Годы с Пастернаком и без него
Шрифт:
— Так долго над нами царствовал безумец и убийца, — говорил Б.Л., — а теперь — дурак и свинья; убийца имел какие-то порывы, он что-то интуитивно чувствовал, несмотря на свое отчаянное мракобесие. Теперь нас захватило царство посредственностей…
Иногда Боря, смеясь, даже говорил, что Хрущев надевает воротнички «не на то место».
С одной стороны — эти размышления, с другой — официальная версия
(Вариант первой строфы.)
Культ личности забросан грязью, Но на сороковом году Культ зла и культ однообразья Еще по-прежнему в ходу. И каждый день приносит тупо, Так, что и вправду невтерпеж, Фотографические группы Одних свиноподобных рож. И видно, также культ мещанства Еще по-прежнему в чести, Так что стреляются от пьянства, Не в силах этого снести.Он прочитал мне это стихотворение, а потом, подумав, сказал: «Нет, такие стихи писать нельзя. Нельзя давать себе волю. Не должен поэт скатываться к такой публицистике.
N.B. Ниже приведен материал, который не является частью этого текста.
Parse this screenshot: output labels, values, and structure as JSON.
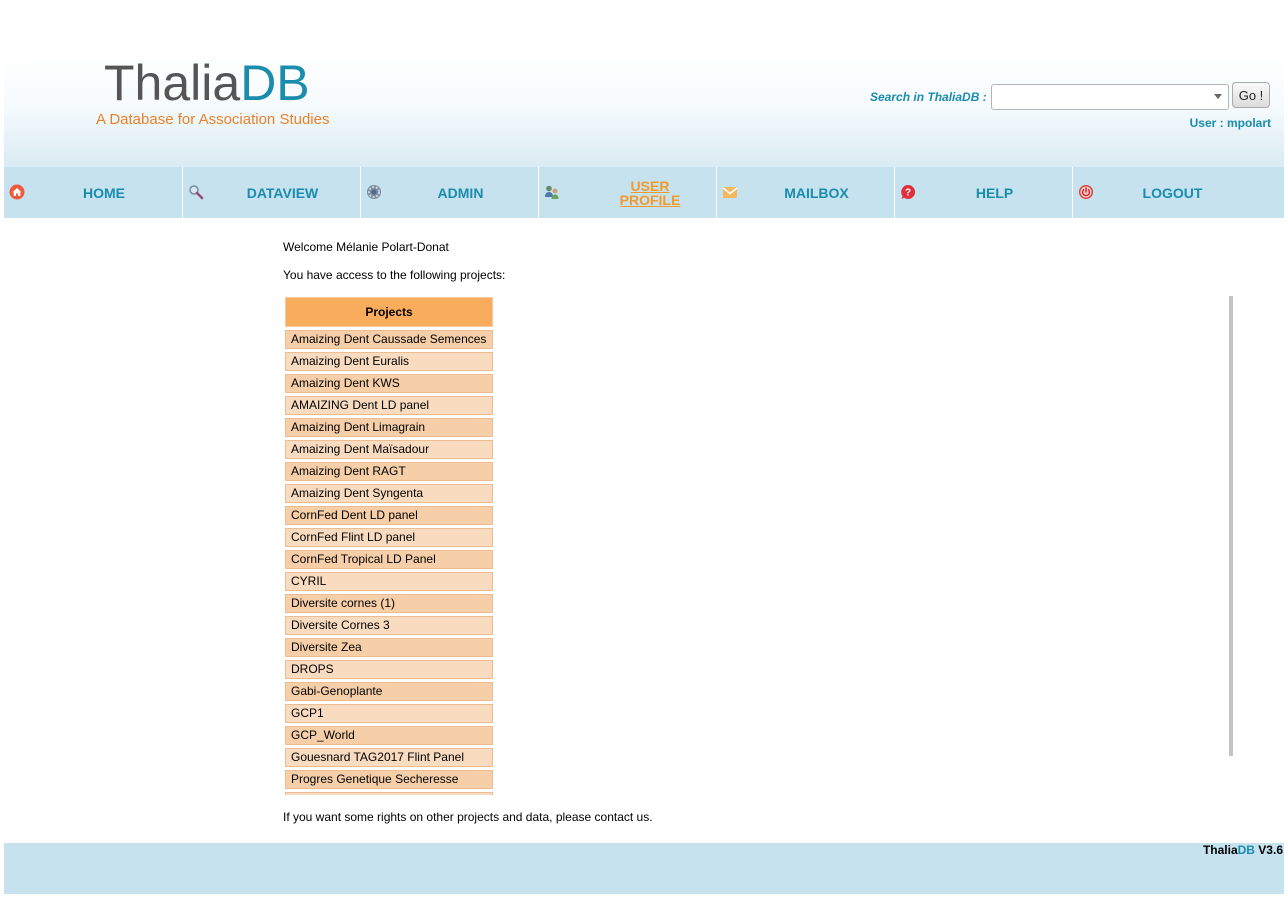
{
  "header": {
    "logo_part1": "Thalia",
    "logo_part2": "DB",
    "tagline": "A Database for Association Studies",
    "search_label": "Search in ThaliaDB :",
    "search_value": "",
    "go_label": "Go !",
    "user_label": "User :",
    "user_name": "mpolart"
  },
  "nav": [
    {
      "label": "HOME",
      "icon": "home-icon",
      "active": false
    },
    {
      "label": "DATAVIEW",
      "icon": "magnifier-icon",
      "active": false
    },
    {
      "label": "ADMIN",
      "icon": "gear-icon",
      "active": false
    },
    {
      "label": "USER PROFILE",
      "icon": "users-icon",
      "active": true
    },
    {
      "label": "MAILBOX",
      "icon": "envelope-icon",
      "active": false
    },
    {
      "label": "HELP",
      "icon": "help-icon",
      "active": false
    },
    {
      "label": "LOGOUT",
      "icon": "power-icon",
      "active": false
    }
  ],
  "main": {
    "welcome": "Welcome Mélanie Polart-Donat",
    "access_text": "You have access to the following projects:",
    "projects_header": "Projects",
    "projects": [
      "Amaizing Dent Caussade Semences",
      "Amaizing Dent Euralis",
      "Amaizing Dent KWS",
      "AMAIZING Dent LD panel",
      "Amaizing Dent Limagrain",
      "Amaizing Dent Maïsadour",
      "Amaizing Dent RAGT",
      "Amaizing Dent Syngenta",
      "CornFed Dent LD panel",
      "CornFed Flint LD panel",
      "CornFed Tropical LD Panel",
      "CYRIL",
      "Diversite cornes (1)",
      "Diversite Cornes 3",
      "Diversite Zea",
      "DROPS",
      "Gabi-Genoplante",
      "GCP1",
      "GCP_World",
      "Gouesnard TAG2017 Flint Panel",
      "Progres Genetique Secheresse",
      ""
    ],
    "contact_text": "If you want some rights on other projects and data, please contact us."
  },
  "footer": {
    "brand_part1": "Thalia",
    "brand_part2": "DB",
    "version": " V3.6"
  },
  "colors": {
    "brand_blue": "#1a8cad",
    "accent_orange": "#e8822a",
    "nav_bg": "#c5e2ee",
    "table_header": "#f9ac5c",
    "row_dark": "#f6cfa8",
    "row_light": "#f9dcc0"
  }
}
Дело поэзии касаться всего и вся лишь исподволь, только тогда она пройдет испытание временем».
Вероятно, поэтому в последние годы Б.Л. были так дороги Тютчев и Фет, несоизмеримо дороже, чем Некрасов и Маяковский.
К параллели Сталин — Хрущев Б.Л. возвращался не раз в осенние дни нобелевской травли. Были моменты, когда травля достигала трагического накала, вся логика событий требовала вмешательства Хрущева. Но этого не произошло. И тогда подсовывались второстепенные чиновники.
И Б.Л. вспоминал, что Сталин-то звонил ему по телефону и говорил с ним по поводу Мандельштама, что поэт — враг Сталина, враг народа, узник, смертник, самоубийца — при всех исходах оставался поэтом; самовластие понимало, что поэзия — это власть. <…>
В последние годы, когда особенно возросла в нем потребность в простой человеческой доброте, его стали трогать до слез и сантименты Станюковича в случайно увиденной телевизионной постановке «Матрос Чижик», и, особенно, любимые мною строчки из некрасовского «Рыцаря на час»:
В эту ночь я хотел бы рыдать На могиле далекой, Где лежит моя бедная мать… Да! Я вижу тебя, Божий дом! Вижу надписи вдоль по карнизу И апостола Павла с мечом, Облаченного в светлую ризу…— Как они все-таки писали! — «Они» — в данном случае классики. И тут же, прочитав, вернее, просмотрев стихи в «Литгазете»: — Смотри, как они здорово научились рифмовать! А вообще пустота, об этом лучше сказать в сводке, при чем тут поэзия? — «Они» — в данном случае современники.
Частенько он бывал, наверное, несправедлив.
Но главное — он терпеть не мог красивостей. Например, в новых, на мой взгляд, прекрасных стихах Заболоцкого ему не понравились скворцы, распевающие «в самом горле у рощи березовой…». Не потому ли, что увидел отголоски своей образной манеры в чужой интерпретации, вдруг для него зазвучавшей выспренно и даже слащаво.
Еще десятого мая пятьдесят второго года Борис Леонидович сделал надпись:
«Анне Андреевне Ахматовой, началу тонкости и окончательности, тому, что меня всегда ободряло и радовало, тому, что мне сродно и близко и что выше и больше меня.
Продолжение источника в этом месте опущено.